These are done using git tag (easy enough). You can then check out that version just like a branch, only this will point to that specific point in time.
git tag Gold
…and later on…
git checkout Gold
There are a good number of git commands, and the documentation is excellent, so I won’t cover many here. Here are some I think are worth mentioning.
git bisect – allows you to isolate the exact code push that caused a problem by executing git bisect bad to mark the current (broken location), then restore to a known-good configuration, and then git will step you through each commit you’ve made in between the two. For each one you then either git bisect good or bad until you’ve found your error-causing commit.
git stash – sets changes you’ve made off to the side in a way that lets you bring them back later. Usage: you are about to checkout another branch which would crush your current changes, so you git stash them before doing your checkout.

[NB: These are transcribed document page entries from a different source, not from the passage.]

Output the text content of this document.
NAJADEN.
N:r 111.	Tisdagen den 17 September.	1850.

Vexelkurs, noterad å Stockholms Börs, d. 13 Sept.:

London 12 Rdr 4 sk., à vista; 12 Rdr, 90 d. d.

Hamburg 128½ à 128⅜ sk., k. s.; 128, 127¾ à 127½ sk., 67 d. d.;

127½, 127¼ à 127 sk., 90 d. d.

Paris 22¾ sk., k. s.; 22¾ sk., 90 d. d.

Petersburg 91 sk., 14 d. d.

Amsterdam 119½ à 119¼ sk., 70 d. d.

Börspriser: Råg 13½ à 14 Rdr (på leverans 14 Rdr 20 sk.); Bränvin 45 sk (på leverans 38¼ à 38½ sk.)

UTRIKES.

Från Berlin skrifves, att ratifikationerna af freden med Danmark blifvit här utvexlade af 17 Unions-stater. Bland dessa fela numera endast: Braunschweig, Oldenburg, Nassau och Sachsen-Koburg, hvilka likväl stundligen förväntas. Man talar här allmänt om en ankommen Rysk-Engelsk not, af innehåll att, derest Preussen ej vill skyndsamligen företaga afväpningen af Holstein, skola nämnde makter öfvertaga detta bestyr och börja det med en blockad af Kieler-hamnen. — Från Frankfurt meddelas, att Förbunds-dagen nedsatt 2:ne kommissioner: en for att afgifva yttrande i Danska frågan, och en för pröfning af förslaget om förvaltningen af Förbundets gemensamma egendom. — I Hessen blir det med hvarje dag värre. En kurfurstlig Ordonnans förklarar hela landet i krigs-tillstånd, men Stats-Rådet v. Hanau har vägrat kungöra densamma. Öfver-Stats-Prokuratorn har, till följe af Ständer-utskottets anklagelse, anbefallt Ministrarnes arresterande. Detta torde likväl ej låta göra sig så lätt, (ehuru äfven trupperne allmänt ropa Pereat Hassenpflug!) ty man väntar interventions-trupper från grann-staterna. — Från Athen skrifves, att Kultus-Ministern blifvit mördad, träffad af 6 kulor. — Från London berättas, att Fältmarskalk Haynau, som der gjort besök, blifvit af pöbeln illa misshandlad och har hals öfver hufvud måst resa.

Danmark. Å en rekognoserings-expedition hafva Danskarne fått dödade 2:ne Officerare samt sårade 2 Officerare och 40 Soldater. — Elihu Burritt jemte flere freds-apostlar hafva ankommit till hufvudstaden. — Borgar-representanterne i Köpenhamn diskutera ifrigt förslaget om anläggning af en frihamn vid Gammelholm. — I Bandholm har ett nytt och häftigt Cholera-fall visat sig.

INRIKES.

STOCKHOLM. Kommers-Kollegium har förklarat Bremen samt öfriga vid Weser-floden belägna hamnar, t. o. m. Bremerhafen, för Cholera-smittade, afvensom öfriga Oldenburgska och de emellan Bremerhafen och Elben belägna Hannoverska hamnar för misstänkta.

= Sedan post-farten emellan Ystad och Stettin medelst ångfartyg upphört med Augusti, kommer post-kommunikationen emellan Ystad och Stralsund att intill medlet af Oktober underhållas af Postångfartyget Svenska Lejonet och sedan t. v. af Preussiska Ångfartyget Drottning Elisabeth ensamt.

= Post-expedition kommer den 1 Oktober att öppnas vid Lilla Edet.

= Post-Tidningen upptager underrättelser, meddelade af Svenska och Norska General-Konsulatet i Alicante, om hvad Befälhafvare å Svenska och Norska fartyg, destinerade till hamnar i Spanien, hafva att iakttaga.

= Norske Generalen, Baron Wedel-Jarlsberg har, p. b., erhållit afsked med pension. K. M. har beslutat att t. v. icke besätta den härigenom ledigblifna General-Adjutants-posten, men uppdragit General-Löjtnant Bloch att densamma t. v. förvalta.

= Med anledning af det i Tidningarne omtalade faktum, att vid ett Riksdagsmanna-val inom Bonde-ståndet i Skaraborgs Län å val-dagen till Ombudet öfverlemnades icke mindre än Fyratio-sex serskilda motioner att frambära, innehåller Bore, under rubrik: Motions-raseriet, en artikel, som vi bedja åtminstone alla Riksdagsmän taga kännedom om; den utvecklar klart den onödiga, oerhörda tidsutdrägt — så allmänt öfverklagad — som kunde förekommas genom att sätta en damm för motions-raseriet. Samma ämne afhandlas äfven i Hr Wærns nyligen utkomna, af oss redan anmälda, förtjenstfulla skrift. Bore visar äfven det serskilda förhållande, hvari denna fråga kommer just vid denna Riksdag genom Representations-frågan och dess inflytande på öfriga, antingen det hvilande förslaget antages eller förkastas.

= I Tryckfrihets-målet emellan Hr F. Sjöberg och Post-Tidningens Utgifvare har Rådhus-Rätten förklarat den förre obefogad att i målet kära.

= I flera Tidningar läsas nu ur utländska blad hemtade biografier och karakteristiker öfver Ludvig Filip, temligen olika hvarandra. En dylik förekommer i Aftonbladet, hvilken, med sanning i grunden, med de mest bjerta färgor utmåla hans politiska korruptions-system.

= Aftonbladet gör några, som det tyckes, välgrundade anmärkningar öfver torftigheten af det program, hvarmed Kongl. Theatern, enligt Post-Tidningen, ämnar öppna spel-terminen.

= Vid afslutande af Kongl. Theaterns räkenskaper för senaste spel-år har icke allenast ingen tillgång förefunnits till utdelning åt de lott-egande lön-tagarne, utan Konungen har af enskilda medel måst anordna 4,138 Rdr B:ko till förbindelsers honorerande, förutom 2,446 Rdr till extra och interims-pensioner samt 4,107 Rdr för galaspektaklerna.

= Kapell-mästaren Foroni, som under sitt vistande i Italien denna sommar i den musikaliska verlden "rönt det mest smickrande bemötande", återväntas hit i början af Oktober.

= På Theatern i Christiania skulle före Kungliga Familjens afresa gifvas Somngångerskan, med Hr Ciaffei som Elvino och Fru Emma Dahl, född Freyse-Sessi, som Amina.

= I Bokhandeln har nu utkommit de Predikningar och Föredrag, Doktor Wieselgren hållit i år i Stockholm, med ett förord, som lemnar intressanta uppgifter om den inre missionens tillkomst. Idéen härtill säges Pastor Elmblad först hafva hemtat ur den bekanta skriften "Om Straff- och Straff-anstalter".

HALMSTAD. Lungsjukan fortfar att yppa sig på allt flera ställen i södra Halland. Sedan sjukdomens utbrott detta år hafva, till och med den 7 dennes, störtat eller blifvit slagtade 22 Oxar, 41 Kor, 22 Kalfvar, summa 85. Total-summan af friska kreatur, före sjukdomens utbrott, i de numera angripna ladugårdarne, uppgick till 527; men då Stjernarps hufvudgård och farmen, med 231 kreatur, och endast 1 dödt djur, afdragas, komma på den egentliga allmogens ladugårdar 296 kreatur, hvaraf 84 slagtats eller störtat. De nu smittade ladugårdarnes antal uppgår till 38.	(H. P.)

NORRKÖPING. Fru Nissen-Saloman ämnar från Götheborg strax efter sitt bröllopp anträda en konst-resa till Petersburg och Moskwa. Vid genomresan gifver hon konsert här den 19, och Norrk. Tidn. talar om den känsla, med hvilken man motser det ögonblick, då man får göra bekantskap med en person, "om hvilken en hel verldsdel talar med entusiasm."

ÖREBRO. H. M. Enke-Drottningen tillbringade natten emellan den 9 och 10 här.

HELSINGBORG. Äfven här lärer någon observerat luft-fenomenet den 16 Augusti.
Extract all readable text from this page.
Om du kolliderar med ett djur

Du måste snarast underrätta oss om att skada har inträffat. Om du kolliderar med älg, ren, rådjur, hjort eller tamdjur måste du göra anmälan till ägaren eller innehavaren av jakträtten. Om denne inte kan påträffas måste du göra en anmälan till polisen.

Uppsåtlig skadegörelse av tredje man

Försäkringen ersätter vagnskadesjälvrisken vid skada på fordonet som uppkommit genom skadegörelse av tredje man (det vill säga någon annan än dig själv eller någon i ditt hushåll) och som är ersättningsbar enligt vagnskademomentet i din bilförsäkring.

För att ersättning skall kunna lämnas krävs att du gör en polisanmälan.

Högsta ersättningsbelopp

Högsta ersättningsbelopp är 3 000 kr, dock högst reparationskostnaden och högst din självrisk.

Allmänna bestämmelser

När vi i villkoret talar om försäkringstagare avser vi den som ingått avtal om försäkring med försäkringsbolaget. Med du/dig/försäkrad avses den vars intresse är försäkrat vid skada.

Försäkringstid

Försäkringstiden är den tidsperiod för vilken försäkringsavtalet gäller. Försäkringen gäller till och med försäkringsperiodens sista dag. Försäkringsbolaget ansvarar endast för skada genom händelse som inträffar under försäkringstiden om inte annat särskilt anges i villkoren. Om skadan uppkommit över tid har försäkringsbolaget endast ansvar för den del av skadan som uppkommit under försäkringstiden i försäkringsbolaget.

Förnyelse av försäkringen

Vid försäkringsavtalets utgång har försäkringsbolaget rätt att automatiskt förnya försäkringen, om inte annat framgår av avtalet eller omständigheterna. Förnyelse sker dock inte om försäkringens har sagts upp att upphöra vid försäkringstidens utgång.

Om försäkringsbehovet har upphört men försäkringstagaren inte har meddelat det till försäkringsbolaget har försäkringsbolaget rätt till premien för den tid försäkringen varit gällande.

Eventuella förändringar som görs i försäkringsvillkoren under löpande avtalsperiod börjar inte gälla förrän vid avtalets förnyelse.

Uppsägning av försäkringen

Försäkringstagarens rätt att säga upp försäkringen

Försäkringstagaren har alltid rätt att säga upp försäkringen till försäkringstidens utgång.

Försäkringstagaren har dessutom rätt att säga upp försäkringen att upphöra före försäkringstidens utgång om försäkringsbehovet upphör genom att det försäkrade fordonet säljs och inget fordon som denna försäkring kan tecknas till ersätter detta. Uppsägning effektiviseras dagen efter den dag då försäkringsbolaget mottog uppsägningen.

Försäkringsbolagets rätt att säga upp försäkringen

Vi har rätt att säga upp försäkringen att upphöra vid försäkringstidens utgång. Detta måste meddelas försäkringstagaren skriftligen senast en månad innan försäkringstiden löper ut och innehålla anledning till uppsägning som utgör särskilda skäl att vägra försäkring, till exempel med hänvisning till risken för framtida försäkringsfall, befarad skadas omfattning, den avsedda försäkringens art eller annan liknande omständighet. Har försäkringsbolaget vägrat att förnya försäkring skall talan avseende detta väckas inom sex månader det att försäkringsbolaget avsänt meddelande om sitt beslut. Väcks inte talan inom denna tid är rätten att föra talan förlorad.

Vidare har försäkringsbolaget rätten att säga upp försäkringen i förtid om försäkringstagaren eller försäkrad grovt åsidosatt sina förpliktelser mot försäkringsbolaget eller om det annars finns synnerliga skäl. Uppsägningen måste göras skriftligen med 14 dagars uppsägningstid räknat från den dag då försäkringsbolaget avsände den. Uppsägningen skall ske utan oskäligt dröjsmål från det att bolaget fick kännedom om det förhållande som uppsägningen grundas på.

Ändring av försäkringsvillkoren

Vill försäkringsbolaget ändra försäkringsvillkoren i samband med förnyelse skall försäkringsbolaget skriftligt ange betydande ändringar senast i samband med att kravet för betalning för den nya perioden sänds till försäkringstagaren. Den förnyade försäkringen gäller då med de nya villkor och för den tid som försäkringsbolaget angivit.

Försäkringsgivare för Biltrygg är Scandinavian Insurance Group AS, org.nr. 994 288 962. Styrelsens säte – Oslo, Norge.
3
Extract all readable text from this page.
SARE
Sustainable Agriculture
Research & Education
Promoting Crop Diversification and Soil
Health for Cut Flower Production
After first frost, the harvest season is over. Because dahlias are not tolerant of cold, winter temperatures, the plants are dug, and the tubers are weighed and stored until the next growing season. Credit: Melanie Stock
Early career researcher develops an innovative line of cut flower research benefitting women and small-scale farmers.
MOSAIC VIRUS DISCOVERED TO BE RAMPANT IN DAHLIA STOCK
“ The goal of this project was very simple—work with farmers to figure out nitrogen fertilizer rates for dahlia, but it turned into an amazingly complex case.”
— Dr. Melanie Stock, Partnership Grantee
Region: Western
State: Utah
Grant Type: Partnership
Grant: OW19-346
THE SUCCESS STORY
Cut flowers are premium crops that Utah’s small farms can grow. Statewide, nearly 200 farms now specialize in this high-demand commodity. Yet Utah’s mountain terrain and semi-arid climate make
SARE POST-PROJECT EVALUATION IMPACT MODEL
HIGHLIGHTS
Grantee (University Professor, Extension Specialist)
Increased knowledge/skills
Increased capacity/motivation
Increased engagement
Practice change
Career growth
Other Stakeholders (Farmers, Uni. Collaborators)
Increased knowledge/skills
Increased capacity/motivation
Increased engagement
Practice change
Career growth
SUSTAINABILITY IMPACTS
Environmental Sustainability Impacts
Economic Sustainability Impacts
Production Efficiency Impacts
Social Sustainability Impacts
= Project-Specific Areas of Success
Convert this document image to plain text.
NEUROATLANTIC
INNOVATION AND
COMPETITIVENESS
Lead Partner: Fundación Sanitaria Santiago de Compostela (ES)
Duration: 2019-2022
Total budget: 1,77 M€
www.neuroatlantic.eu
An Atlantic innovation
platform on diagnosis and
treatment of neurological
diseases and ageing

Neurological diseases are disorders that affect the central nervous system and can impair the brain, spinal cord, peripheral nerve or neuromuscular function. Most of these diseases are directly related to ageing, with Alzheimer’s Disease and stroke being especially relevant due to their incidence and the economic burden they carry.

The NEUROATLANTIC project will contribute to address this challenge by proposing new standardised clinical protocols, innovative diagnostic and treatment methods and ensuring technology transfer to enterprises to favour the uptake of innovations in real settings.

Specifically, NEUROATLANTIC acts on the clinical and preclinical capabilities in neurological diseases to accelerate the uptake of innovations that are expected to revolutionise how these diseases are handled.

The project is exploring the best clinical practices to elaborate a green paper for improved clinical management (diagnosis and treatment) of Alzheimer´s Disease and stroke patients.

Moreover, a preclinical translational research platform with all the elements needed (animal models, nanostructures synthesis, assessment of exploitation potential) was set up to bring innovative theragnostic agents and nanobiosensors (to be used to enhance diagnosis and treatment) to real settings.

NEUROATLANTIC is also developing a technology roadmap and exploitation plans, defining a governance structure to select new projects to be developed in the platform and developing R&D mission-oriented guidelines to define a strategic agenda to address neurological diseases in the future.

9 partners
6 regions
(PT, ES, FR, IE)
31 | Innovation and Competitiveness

git rm / mv – deletes / moves items in the working directory with visibility to git so that you can commit afterwards.
git reset – resets to a specified state (commit).
git status – show the status of the working tree — including differences between the index and the current commit, differences between the working tree and the index, and items within the working tree that are not tracked by git.
git log – show a log of commits
git clone – clone a repository into a new directory.
git clean – remove untracked files from the working directory.
Notes
1 Be sure to restrict access to your .git directory on your server if it resides within the presented content.